= Jacob Adler (writer) =

American poet

Jacob Adler (December 12, 1874 – December 31, 1974), also known by his pen name B. Kovner, was a native of Austria-Hungary and a Galician Jew who became a Yiddish language writer, poet, and humorist in the United States.

== Life ==
Adler was born on December 12, 1874 as Jacob Melech, in Dynów, Galicia (at the time, a governorate of Austria, now part of Poland), the son of Hersh Melech and Zisel Yidler. He emigrated to the United States in 1892 via Ellis Island where he changed his last name to Adler (German for Eagle). He initially settled in New Haven, Connecticut, where he apprenticed as a tailor.

He later moved to New York City and worked in a factory there. He first wrote for The Forward in 1897, when he contributed two short workers' poems under the name Nesher. Over the next several decades, he contributed publications to 54 different magazines and newspapers, including The Forward, Di Varhayt, the Jewish Morning Journal, Fraye Arbeter Shtime, Tsukunft, Yugnt, Literatur un Lebn, Amerike, Yidisher Kemfer, Der Groyser Kundes, Kibetser, Der Beyzem, Fraye Shtunde, Der Arbiter, Fraye Gezelshaft, Dos Naye Lebn, Di Tsayt, Arbeter Fraynd, Yidisher Arbeter (Krakow), Folks-Fraynd (Sanok), Roman-Tsaytung (Warsaw), and Yidishe Velt (Wilno).
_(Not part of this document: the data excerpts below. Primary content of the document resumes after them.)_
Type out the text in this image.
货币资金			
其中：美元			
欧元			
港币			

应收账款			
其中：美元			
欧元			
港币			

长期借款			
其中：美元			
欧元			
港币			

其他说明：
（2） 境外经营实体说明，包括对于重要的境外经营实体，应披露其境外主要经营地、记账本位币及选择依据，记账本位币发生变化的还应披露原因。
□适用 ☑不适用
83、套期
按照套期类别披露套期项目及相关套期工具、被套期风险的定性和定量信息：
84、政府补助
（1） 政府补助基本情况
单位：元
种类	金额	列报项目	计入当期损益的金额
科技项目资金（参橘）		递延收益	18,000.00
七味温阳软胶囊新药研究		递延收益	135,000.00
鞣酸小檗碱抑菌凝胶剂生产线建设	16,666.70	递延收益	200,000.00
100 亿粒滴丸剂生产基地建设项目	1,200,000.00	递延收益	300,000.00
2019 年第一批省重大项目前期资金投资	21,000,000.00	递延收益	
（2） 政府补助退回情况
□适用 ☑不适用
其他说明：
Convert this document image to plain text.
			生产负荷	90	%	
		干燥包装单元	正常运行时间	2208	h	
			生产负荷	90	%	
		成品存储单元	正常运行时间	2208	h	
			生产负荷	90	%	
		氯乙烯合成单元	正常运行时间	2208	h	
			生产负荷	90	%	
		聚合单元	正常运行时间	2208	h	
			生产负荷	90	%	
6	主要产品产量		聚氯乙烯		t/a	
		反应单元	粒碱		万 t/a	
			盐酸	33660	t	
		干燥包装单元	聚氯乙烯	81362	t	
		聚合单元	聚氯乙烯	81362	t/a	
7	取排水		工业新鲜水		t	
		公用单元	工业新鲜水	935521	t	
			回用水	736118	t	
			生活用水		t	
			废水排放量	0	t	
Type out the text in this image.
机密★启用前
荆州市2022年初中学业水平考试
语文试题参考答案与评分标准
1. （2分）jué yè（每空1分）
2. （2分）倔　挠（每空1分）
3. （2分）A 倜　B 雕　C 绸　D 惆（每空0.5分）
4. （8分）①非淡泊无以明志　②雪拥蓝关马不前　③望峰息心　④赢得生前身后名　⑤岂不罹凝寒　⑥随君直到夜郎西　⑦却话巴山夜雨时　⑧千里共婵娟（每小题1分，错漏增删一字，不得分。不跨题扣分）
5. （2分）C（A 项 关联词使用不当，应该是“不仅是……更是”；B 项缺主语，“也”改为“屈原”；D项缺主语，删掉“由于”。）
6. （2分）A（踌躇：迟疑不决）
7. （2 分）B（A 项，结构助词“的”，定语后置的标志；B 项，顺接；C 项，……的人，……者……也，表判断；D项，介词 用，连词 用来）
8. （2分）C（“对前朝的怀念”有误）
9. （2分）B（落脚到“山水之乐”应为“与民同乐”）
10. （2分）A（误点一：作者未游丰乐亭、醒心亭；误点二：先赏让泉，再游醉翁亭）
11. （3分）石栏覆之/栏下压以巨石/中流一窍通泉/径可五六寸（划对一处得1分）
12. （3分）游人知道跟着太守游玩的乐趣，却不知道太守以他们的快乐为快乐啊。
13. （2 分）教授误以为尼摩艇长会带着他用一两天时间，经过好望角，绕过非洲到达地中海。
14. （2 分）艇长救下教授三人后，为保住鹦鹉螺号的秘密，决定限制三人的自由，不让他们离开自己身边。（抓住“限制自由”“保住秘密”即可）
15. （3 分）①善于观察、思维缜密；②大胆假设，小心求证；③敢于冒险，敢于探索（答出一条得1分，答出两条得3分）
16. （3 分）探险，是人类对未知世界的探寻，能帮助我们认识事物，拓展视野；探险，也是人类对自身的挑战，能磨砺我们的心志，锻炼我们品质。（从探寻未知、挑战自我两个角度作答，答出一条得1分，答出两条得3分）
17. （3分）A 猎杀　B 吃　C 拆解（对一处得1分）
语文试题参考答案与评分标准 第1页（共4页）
In 1906, he became editor of the Yiddish weekly Brownsville Progress. He also edited Traumen un Wirklichkeit and Der Yiddisher Gazlen. In 1908, he founded Der Groyser Kundes with Moyshe Nadir.

In 1911, Abraham Cahan invited him to join The Forward and gave him the Litvak pseudonym B. Kovner. He wrote a number of popular humorous characters like Yente Telebende and her husband Mendl, Moyshe Kapoyer, and Peyshe the Farmer, who became household names in Yiddish-speaking American households and inspired a number of songs and stage routines. He wrote a number of poems that were nostalgic for the old country. The poems were collected in his first volume Zikhroynes fun Mayn Haym (Memories of My Home), which was published in 1907 and had an introduction from his mentor David Pinski. Many of his humorous sketches were collected into six Yiddish volumes published between 1914 and 1936. They were also collected in two English volumes, the 1936 Laugh, Jew, Laugh and the 1940 Cheerful Moments. He continued to write into his late 90s

Over the course of his literary career, Adler wrote a dozen books, 18,000 poems, numerous plays, and over 30,000 humorous articles. Many of his works were translated into German, Polish, Hungarian, Hebrew, and English. One of his stories, "Why Doesn't Hellil Move," was translated into Italian by Enrico Caruso in 1919. He continued to write a humor column for The Forward until his retirement in 1936. He then moved to Gulfport, Florida, where he continued to write poems and stories for The Forward. He stopped writing three years before his death, when he entered the nursing home, although he had a backlog of work that continued to be published after he died.

==Personal life and death==
In 1896, Adler married Celia Schimerling. Their children were Bertha, Emil, Simon, Julius, Clara, and Ruth.

Jacob Adler died in Pasadena, St. Petersburg, Florida, on December 31, 1974, aged 100. He was buried in Chapel Hill Cemetery in St. Petersburg. He was survived by his children: Bertha Klausner, Clara Rubin, Emil and Julius; 14 grandchildren, 26 greatgrandchildren, including Marty Rubin and at least two greatgreat‐grandchildren, Jordan and Noah Rubin.

== Legacy ==
Jacob Adler's book "None" was the favorite book of Albert Einstein during Einstein's last few months of life.